Apesar da banda conseguir uma atuação imaculada (temos um baixo, bateria, duas guitarras, um saxofone, sintetizado, trompete e piano), faltou um bocadinho de interação e energia de Dan Bejar para que este fosse um concerto para mais tarde recordar.
Fomos a correr para ver um pouco da atuação da dupla bracarense Ermo, um dos projetos nacionais mais interessantes dos últimos anos. Com foco em Lo-Fi Moda, álbum que muita tinta fez correr ao longo de 2017, os Ermo mostraram a sua eletrónica galopante ao público que, aos poucos e poucos, foi enchendo a garagem da EPAL. Escutámos temas tão estranhos como interessantes como “raicevic.als”, “ctrl + C ctrl + V” (que passa habitualmente na rádio), “Vem nadar ao mar que enterra” e “Fa zer vu du”, que nos chegam de rompante como estaladas na cara.

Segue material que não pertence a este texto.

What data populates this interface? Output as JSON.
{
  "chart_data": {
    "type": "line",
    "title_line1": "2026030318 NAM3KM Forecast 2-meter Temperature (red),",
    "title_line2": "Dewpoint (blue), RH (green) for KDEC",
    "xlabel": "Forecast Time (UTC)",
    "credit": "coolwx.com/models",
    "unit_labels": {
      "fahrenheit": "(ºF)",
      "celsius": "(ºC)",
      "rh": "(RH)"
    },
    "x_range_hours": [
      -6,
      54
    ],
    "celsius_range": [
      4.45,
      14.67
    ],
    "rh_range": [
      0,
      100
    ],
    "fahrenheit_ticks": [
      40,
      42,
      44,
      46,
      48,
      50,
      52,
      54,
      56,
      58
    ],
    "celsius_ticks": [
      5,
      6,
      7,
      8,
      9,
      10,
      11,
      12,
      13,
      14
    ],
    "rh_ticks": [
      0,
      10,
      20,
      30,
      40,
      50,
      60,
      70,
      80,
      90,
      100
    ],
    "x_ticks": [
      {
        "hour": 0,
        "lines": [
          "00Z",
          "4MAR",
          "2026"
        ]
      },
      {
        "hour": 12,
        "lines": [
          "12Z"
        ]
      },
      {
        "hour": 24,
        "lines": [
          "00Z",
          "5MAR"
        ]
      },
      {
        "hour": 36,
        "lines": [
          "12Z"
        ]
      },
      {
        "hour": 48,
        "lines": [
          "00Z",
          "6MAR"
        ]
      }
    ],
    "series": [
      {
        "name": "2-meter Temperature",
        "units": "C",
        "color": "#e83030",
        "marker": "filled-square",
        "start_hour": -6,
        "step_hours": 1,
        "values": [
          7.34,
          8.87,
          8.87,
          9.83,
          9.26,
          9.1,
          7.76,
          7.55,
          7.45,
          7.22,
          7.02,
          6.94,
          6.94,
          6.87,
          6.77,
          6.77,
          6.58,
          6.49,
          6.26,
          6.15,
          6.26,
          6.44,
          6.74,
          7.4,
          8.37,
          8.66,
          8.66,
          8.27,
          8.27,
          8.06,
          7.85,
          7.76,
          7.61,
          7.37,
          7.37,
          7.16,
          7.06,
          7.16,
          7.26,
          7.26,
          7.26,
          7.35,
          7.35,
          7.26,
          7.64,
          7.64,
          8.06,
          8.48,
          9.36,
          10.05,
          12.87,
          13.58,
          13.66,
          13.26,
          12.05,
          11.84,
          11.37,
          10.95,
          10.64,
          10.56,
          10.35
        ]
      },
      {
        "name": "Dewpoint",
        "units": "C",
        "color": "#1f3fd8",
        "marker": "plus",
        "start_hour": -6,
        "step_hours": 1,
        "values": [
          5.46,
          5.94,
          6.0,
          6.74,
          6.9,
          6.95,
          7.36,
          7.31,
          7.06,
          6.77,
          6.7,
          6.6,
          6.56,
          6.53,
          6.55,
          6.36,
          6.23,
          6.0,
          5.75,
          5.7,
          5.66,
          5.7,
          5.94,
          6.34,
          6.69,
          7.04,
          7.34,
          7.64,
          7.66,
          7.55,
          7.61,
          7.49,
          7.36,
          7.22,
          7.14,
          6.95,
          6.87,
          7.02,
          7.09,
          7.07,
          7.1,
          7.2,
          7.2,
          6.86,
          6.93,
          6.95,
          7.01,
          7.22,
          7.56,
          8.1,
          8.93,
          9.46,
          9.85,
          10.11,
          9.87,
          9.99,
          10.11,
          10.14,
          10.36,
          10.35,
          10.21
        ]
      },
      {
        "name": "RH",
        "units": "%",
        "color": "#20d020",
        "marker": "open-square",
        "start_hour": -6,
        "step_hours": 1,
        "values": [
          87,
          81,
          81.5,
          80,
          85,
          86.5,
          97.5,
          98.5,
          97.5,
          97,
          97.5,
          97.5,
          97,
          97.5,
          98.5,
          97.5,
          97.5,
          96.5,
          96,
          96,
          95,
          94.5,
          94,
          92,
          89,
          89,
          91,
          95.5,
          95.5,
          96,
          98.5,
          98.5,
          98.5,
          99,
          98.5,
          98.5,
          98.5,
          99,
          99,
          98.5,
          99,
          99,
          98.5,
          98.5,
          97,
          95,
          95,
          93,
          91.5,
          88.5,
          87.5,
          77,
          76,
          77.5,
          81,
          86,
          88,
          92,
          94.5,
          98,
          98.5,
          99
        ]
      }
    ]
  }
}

Aos Ermo, não lhes vemos as caras, apenas vemos duas pessoas a saltar e a dançar freneticamente enquanto mexem nas suas mesas de som. E o público, sem saber bem como dançar, quase que replicava os movimentos.
Já as Hinds não nos entusiasmavam, pelo que corremos até ao São Jorge para ver Samuel Úria num concerto muito especial e com alguns convidados. Cá fora, um dos seguranças apenas dizia: “malta, a sala está esgotada, não vai entrar mais ninguém”.
Nós lá conseguimos, e, já sentados, embora tenhamos perdido o momento com Gisela João e temas como “Carga de Ombro”, vimos em palco uma das suas outras convidadas, Ana Bacalhau, que ali interpretou “Só Querer Buscar” (escrita por Samuel Úria) para o seu álbum a solo, e “Não Ouviste Nada”, dos Deolinda, que anunciaram recentemente uma pausa na carreira.
Dos cerca de 30 minutos que vimos do concerto de Samuel Úria, podemos constatar que o ritmo foi constante, cheio de pontos de interesse, e que este músico de Tondela mostrou sempre a sua personalidade humorística aqui e ali. Ouvimos os já conhecidos “Não Arrastes o Meu Caixão” ou “É Preciso que eu Diminua”, num concerto que também contou com a participação de um coro gospel.
Úria vai ganhando cada vez mais notoriedade na música portuguesa, e, por vezes, até parece a versão portuguesa de um Elvis Presley.
Demos por terminada a noite, mas alguém nos contou que o Coliseu estava bem cheio para receber os Orelha Negra, que agora parecem decididos em apostar em novas sonoridades.
No segundo e último dia do Vodafone Mexefest, esperam-se grandes concertos de Cigarrettes After Sex, Sevdaliza e Everything Everything.